A review of Blackadder’s Christmas Carol, originally published in Swissair Inflight Magazine, December 2014



Charles Dickens’ “A Christmas Carol” is arguably the most familiar festive story in the world. However, over 150 years after he put pen to paper, some of what would become the most familiar names in TV and cinema took his tale and told it their own way. “Blackadder’s Christmas Carol”, co-written in 1988 by future romcom king Richard Curtis – creator of films including “Four Weddings and a Funeral” and “Love Actually” – stars Rowan Atkinson, Hugh Laurie, Stephen Fry and “Harry Potter” star Robbie Coltrane.

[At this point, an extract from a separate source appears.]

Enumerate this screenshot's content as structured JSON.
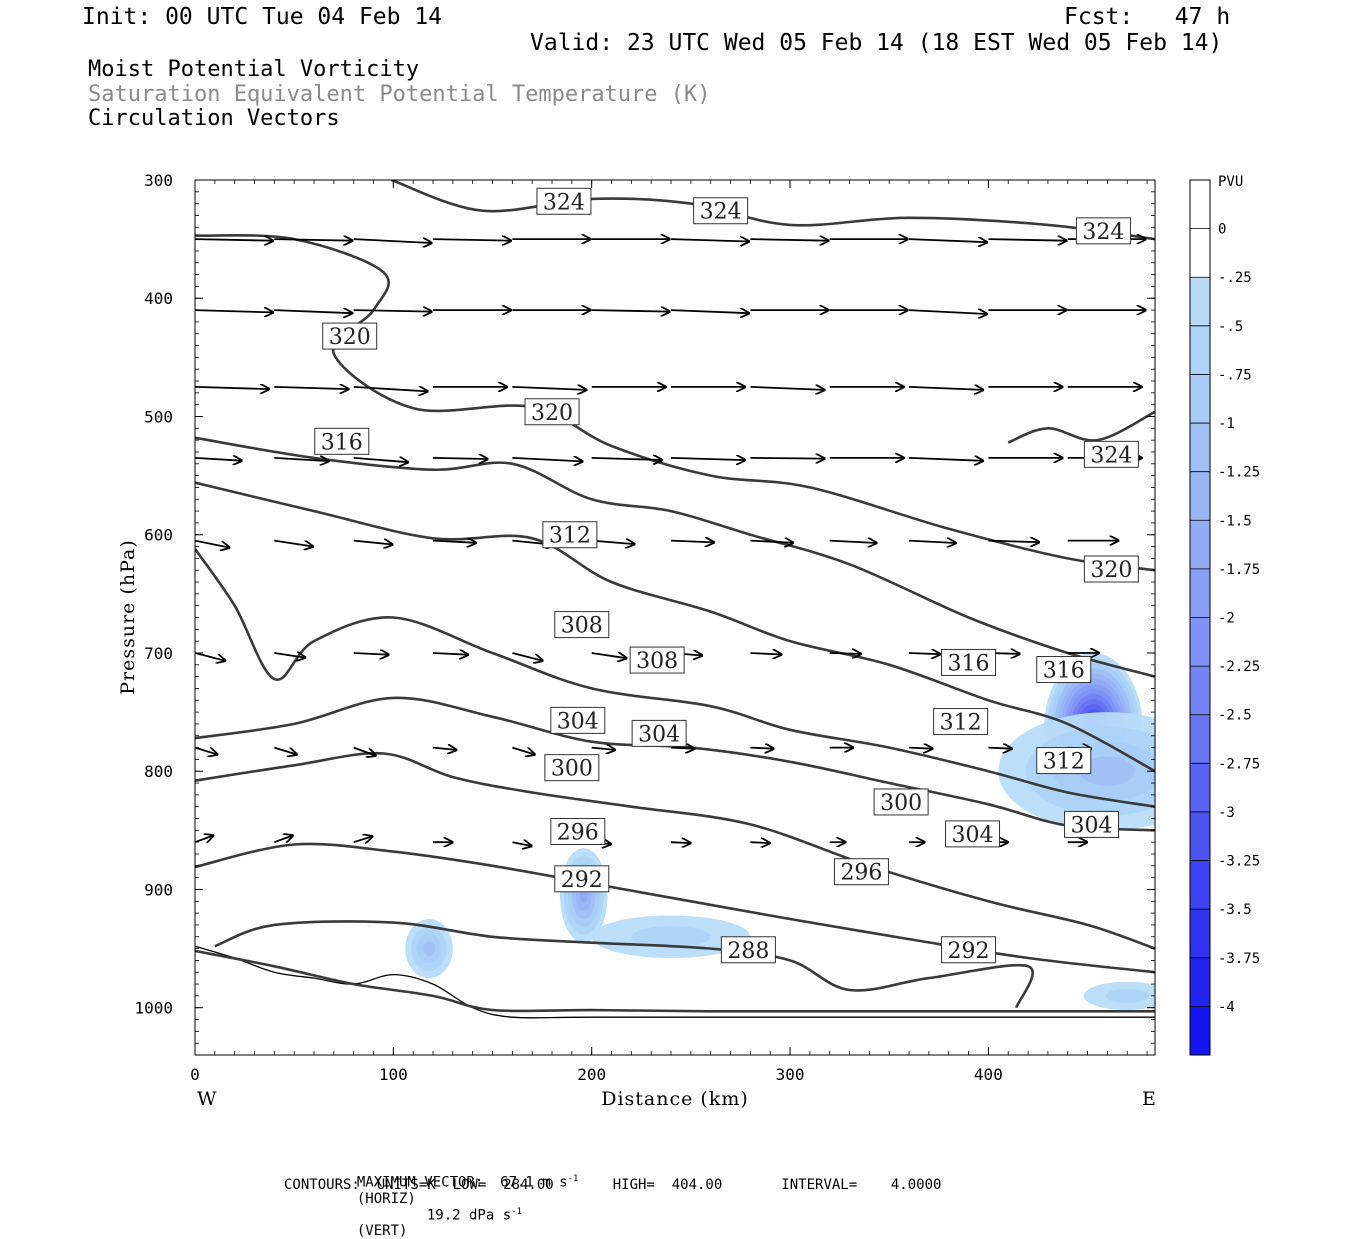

Atkinson plays Ebenezer Blackadder, who, like Dickens’ Scrooge, is visited by a ghost, but ends up undergoing a rather different change of character after seeing that “bad guys have all the fun”. Laurie appears in two visions the ghost presents to Blackadder, first as a slow-witted upper-class prince – a far cry from the medical genius he’d later portray in “House” – then, with Fry, as an attendant to a futuristic queen. As for the ghost, that’s played by Coltrane, who seems to have kept hold of the costume for his role as Hagrid in “Harry Potter and the Chamber of Secrets”, which is also playing on board.